On January 22, 2016, Judge Gregory Presnell of the Middle District of Florida entered an order denying Plaintiff’s Motion to Remand an uninsured/underinsured motorist (“UIM”) case to state court.  See Johnson v. State Farm Mut. Auto. Ins. Co., 2016 WL 277768 (M.D. Fla. Jan. 22, 2016).  Johnson is one more in a long line of decisions which hold that a bad faith claim following a favorable UIM verdict, constitutes a “separate and independent” action from the underlying UIM claim.  As such, it is removable notwithstanding the one-year limitation on removal contained in the federal removal statute.

This line of cases stands in stark contrast to other decisions which hold that, if the Plaintiff includes a bad faith claim in his or her initial complaint (which is generally abated), revival of the bad faith claim following a favorable outcome on the UIM case relates back to the date of the original filing such that after one year, the case is not removable.

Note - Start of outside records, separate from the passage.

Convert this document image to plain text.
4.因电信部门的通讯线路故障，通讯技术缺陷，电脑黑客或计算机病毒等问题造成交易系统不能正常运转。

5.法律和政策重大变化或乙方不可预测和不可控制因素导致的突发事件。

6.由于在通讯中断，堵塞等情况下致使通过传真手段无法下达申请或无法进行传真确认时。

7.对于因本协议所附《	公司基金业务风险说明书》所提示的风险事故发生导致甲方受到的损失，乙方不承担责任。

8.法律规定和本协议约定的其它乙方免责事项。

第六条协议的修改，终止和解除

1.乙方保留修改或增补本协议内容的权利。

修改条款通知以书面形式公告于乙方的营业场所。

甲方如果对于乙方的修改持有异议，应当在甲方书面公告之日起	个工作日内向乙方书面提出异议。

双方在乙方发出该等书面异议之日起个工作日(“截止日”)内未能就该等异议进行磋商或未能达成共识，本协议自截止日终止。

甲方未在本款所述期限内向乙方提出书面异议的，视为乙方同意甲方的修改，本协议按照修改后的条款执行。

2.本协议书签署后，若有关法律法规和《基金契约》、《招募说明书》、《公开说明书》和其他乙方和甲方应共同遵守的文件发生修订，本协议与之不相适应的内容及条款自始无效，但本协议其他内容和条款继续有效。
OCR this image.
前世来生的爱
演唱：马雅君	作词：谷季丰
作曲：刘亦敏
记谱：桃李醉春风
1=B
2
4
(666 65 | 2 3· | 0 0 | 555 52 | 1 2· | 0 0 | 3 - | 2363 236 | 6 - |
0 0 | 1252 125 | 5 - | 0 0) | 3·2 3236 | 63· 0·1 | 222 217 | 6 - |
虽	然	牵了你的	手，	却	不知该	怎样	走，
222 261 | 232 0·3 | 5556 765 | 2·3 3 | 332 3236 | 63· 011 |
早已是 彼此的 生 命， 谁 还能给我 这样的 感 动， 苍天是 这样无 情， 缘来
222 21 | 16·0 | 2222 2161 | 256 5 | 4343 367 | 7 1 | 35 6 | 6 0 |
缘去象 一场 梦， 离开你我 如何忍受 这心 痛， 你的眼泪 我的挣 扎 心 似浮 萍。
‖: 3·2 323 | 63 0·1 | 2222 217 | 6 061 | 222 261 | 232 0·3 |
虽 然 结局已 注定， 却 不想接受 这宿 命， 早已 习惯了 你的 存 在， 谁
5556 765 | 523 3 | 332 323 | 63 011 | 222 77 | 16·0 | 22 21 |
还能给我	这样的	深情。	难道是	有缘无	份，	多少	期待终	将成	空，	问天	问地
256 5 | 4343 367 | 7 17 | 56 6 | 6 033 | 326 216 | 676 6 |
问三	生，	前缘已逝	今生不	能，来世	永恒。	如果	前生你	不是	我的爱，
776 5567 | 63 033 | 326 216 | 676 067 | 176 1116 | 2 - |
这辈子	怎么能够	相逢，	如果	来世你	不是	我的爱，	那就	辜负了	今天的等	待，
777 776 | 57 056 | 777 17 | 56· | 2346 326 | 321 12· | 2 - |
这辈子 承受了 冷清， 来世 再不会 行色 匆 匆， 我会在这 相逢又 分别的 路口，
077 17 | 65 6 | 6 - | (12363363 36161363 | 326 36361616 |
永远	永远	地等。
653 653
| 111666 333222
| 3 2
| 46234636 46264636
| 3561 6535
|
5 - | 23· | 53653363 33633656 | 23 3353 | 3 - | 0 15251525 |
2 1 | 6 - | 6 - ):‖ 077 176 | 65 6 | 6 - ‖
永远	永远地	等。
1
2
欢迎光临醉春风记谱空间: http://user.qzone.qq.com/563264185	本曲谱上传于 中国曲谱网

Judge Presnell agreed with those decisions holding that the case is removable if removed within thirty days of the date the bad faith claim is added by amendment, or “unabated.”  His decision is in line with Florida Supreme Court precedent holding that a bad faith claim is “grounded upon the legal duty to act in good faith, and is thus separate and independent of the claim arising from the contractual obligation to perform.”  Judge Presnell’s reasoning is unassailable:

A Florida statutory bad faith claim is a separate and independent action regardless of whether it is asserted in a subsequent lawsuit or is simply tacked-on to the original UM case.  Thus, this Court continues to agree with the Lahey line of cases holding that the amended bad faith complaint is an “initial pleading” to which the 1 year limitation of 1446(c) does not apply.

Unfortunately, while this ruling adds another stick to the “separate and independent” line of cases, it is not likely that the Eleventh Circuit will ever have occasion to address the District Court split, since an order denying remand is not immediately reviewable.  Neither is it an issue sufficient for reversal after the conclusion of the bad faith claim.  The Eleventh Circuit Court of Appeals had the opportunity to decide the issue several years ago, but held that, since untimeliness of removal is a procedural defect, not a jurisdictional defect, it would not supply a legal justification for vacating a final judgment in the bad faith case.

Because the removal issue can only be addressed upon completion of the bad faith claim, it can never serve as a basis for reversal.  Therefore, for all intents and purposes, Florida’s District Courts will remain the final arbiters of whether a bad faith claim is “separate and independent” of the UIM claim.

Judge Presnell applied the correct rule in line with decades of Florida Supreme Court precedent.  Hopefully, his ruling signals a trend toward the proper approach to this issue by Florida’s federal courts.